Erdoğan, "Uluslararası kuruluşların, mahkemelerin dahi eleştirmediği tarzda terör davalarına saldırıyorsanız, Türk adaletini itham ediyorsanız yaptığınız iş bu ülkenin hayrına asla değildir. Terör örgütlerine karşı yapmayı aklınızdan geçirmediğiniz yürüyüşü, teröristleri ve onlara destek verenleri savunmak için başlatıyorsanız kimseyi amacınızın adalet olduğuna inandıramazsınız" ifadelerini kullandı.
Hazreti Mevlana'nın adaleti "Ağaca su vermek", zulmü ise "Dikene su vermek" olarak tanımladığını aktaran Erdoğan, "Siz bu tavrınızla dikene su vererek adaleti savunmuyor tam tersine zulmü yüceltiyorsunuz. Durumunuz budur. İlla bir hak arayacaksanız gidin FETÖ davalarının, PKK, DHKP-C davalarının görüldüğü mahkemelere, şehitlerin, gazilerin, milletin hakkını arayın. Gidin tabutlarına omuz verdiğiniz eli kanlı canilerin yetim ve öksüz bıraktığı çocukların hakkını arayın" dedi.
"Yazıklar olsun"
Cumhurbaşkanı Erdoğan, gül dikenin gül dereceğini, rüzgar ekenin de fırtına biçeceğini belirterek sözlerini şöyle sürdürdü: "Onun için buradan diyoruz ki darbecileri bırakıp darbeye maruz kalanları suçlayanlara yazıklar olsun.
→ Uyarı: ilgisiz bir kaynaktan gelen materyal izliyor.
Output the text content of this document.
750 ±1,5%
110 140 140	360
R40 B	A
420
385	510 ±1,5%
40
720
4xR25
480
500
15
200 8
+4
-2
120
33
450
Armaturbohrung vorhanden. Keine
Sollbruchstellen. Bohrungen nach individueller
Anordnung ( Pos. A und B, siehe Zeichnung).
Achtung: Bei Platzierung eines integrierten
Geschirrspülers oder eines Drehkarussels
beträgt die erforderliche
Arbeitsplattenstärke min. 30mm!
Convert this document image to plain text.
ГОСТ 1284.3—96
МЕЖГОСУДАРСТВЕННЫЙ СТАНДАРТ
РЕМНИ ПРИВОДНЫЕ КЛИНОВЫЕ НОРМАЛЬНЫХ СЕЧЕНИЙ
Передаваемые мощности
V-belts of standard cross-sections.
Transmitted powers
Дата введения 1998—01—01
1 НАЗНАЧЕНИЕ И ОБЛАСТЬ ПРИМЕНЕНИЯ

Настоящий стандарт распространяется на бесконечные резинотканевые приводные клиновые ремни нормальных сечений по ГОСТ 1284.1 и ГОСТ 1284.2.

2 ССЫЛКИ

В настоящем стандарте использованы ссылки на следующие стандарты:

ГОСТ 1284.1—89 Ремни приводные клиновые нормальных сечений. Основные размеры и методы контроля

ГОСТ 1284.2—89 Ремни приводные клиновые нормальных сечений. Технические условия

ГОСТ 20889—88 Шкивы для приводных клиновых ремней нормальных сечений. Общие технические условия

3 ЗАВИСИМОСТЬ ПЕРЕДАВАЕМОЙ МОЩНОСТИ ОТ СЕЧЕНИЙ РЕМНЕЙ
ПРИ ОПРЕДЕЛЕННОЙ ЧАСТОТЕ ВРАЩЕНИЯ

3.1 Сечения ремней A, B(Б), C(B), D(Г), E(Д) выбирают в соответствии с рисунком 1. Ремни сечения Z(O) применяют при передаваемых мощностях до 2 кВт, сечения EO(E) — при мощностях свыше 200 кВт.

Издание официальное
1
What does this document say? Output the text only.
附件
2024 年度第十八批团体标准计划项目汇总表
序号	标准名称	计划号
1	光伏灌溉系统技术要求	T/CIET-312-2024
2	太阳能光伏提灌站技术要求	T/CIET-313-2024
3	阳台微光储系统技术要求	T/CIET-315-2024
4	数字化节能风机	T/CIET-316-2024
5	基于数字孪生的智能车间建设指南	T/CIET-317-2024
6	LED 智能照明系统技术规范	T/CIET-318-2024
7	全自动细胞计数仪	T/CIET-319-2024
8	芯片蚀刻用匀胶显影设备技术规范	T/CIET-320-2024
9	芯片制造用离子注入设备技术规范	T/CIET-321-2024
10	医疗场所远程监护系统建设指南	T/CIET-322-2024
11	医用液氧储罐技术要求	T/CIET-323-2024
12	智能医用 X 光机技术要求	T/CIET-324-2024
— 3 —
Teröristleri bırakıp terörle mücadele edenlerin üzerine gidenlere yazıklar olsun. Ülkesini bırakıp ülkesine saldıranların argümanlarına sarılanlara yazıklar olsun. Kendi milletvekillerinin dünyanın her yerinde vatana ihanet suçu kapsamında kabul edilen eylemine sahip çıkanlar, aslında taammüden aynı suça ortak olmaktadırlar.
Konunun ne basın özgürlüğüyle ne düşünce ve ifade özgürlüğüyle ne milletvekili dokunulmazlığıyla ilgisinin olmadığını en iyi bu gürültüyü çıkaranlar biliyordur. Bir başka terör örgütüyle irtibatları sebebiyle kamudan ihraç edilen ve yine örgütün emriyle cezaevinde güya açlık grevi başlatanlara yine bunlar sahip çıkıyor. Bu da enteresan. Esasen bunların hiçbirinin derdi demokrasi ve özgürlükleri savunmak değil kendi suçlarını bastırmaktır."